Türkische Aktivistin über die Wahl: „Man wird uns einlochen“

Die Architektin und Gezipark-Aktivistin Mücella Yapıcı sieht die Opposition harten Zeiten entgegengehen. Trotzdem kann sie der Wahl etwas abgewinnen.

Polizei auf dem Taksim-Platz: „Aggressivität, Härte, Dreistigkeit“. Bild: dpa

taz: Frau Yapıcı, gratulieren Sie der AKP zu Ihrem Sieg?

Mücella Yapıcı: Man kann der AKP gratulieren. Weil sie es geschafft hat, mit Verboten, Zensur und Betrug diese Wahl zu gewinnen. Es gibt in diesem Land genug Menschen, die nur in Sorge um ihre eigene Existenz sind und nichts mitbekommen. Aber dieses Wahlergebnis ist weniger ein Erfolg der AKP als ein Misserfolg der Opposition.

Was hat die Opposition falsch gemacht?

Sie hätte darauf bestehen müssen, dass die Wahlen unter diesen Umständen illegitim sind. Stattdessen hat sie der Unterstützung der konspirativen Gülen-Gruppe vertraut.

Viele junge Leute aus der Gezi-Bewegung sind enttäuscht. Ein häufiger Kommentar auf Facebook lautet: „Ich will hier weg.“

Diese Generation hat im vergangenen Jahr ihren ersten politischen Aufbruch erlebt. Jetzt erlebt sie ihre erste große Enttäuschung. Ich habe schon andere Enttäuschungen erlebt, den Militärputsch 1980 zum Beispiel. Ich sehe, dass sich die Gesellschaft auf einem guten Weg befindet. Der Geist von Gezi ist immer noch lebendig.

63, Architektin, ist das bekannteste Gesicht der Istanbuler Anwaltskammer, die Teil des Bündnisses Taksim-Solidarität ist. Das hatte die Proteste gegen den Abriss des Geziparks initiiert.
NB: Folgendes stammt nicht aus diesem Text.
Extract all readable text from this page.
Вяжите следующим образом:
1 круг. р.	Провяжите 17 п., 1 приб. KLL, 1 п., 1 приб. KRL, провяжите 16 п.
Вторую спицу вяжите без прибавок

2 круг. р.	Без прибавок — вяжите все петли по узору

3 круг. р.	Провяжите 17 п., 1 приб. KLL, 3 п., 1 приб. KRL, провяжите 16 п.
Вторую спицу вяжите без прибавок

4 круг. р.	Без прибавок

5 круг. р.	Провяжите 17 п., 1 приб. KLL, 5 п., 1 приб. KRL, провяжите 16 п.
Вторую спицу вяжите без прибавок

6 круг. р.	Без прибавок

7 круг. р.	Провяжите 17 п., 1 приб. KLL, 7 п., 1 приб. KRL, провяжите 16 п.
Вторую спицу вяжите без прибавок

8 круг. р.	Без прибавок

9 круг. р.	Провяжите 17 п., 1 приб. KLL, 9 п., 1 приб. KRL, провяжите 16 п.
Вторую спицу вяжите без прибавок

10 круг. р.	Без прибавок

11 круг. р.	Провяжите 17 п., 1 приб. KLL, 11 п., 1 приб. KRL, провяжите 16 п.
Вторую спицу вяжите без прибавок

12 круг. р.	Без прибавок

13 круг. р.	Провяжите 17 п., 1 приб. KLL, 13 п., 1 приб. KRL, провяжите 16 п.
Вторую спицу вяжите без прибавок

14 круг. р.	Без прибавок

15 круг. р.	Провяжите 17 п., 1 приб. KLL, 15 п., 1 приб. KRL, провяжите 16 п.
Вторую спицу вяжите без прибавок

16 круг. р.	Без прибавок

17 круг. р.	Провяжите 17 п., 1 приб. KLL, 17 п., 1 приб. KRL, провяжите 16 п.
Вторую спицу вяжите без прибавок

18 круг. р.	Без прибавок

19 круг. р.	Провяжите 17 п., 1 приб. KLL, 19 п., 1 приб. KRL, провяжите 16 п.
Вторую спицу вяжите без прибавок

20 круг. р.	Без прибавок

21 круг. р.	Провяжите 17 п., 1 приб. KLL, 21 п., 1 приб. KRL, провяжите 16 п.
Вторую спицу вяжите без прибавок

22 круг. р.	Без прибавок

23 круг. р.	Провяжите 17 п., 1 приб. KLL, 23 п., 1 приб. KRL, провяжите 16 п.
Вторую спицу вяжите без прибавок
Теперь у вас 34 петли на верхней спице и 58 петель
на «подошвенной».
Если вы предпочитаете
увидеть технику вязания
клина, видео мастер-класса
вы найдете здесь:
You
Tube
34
Im Prozess gegen 26 Mitglieder der Taksim-Solidarität fordert die Staatsanwaltschaft für Mücella Yapıcı und vier andere 29 Jahre Haft.

Wo war dieser Geist bei der Wahl?

Er hat sich in den Zehntausenden Menschen gezeigt, die die ganze Nacht Wache vor Wahllokalen gestanden haben, um eine Wahl zu verteidigen, an die sie nicht geglaubt haben. Darauf können wir aufbauen.

Am Ende hätten sich viele Linke damit getröstet, wenn in Ankara der Kandidat der sozialdemokratisch-kemalistischen CHP gewonnen hätte. Der Mann stammte usrprünglich aus der ultranationalistischen MHP. Zeigt sich darin die Tragödie der Linken?

Das Gegenteil ist richtig: Wenn Menschen, die nie zuvor die CHP gewählt und es vielleicht auch jetzt nicht getan haben, sich von selber organisieren und die Auszählung überwachen, dann zeigt dies das tiefe Misstrauen gegen diesen Staat – aber auch das demokratische Bewusstsein in diesem Teil der Gesellschaft.

Auch wenn es um einen ehemaligen MHP-Mann wie Mansur Yavaş geht?

Gerade dann. Im Übrigen hat sich die Definition des Faschismus geändert. Die Welt sollte wissen, dass wir es in der Türkei mit einem diktatorischen Regime zu tun haben.

Was wird das Regime nun machen?

Sie werden uns noch härter angreifen. Alles, was wir in den letzten Monaten an Unterdrückung und Kontrolle der Medien, der Straße und des Internets erlebt erlebt haben, wird zunehmen. Das hat Ministerpräsident Erdoğan mit seinem Auftritt in der Wahlnacht deutlich gemacht. Diese Aggressivität, diese Härte und diese Dreistigkeit, dort mit Leuten aufzutreten, die so schwer belastet sind. Wir gehen harten Zeiten entgegen, mindestens bis zur Parlamentswahl 2015.

Und wie wird der Prozess ausgehen, in dem Sie und 25 andere Aktivisten angeklagt sind?

Man wird uns einlochen.

Und was wird aus dem Gezi-Park? Wird man ihn abreißen?

Nein.

Was macht Sie so sicher?

Der Dieb weiß sehr genau, was er geklaut hat. Der Betrüger kennt seinen Betrug. Ich glaube, die Regierung weiß viel besser als die Opposition, wie sie diese Wahl gewonnen hat. Sie hat Angst, sie hat immer noch Angst.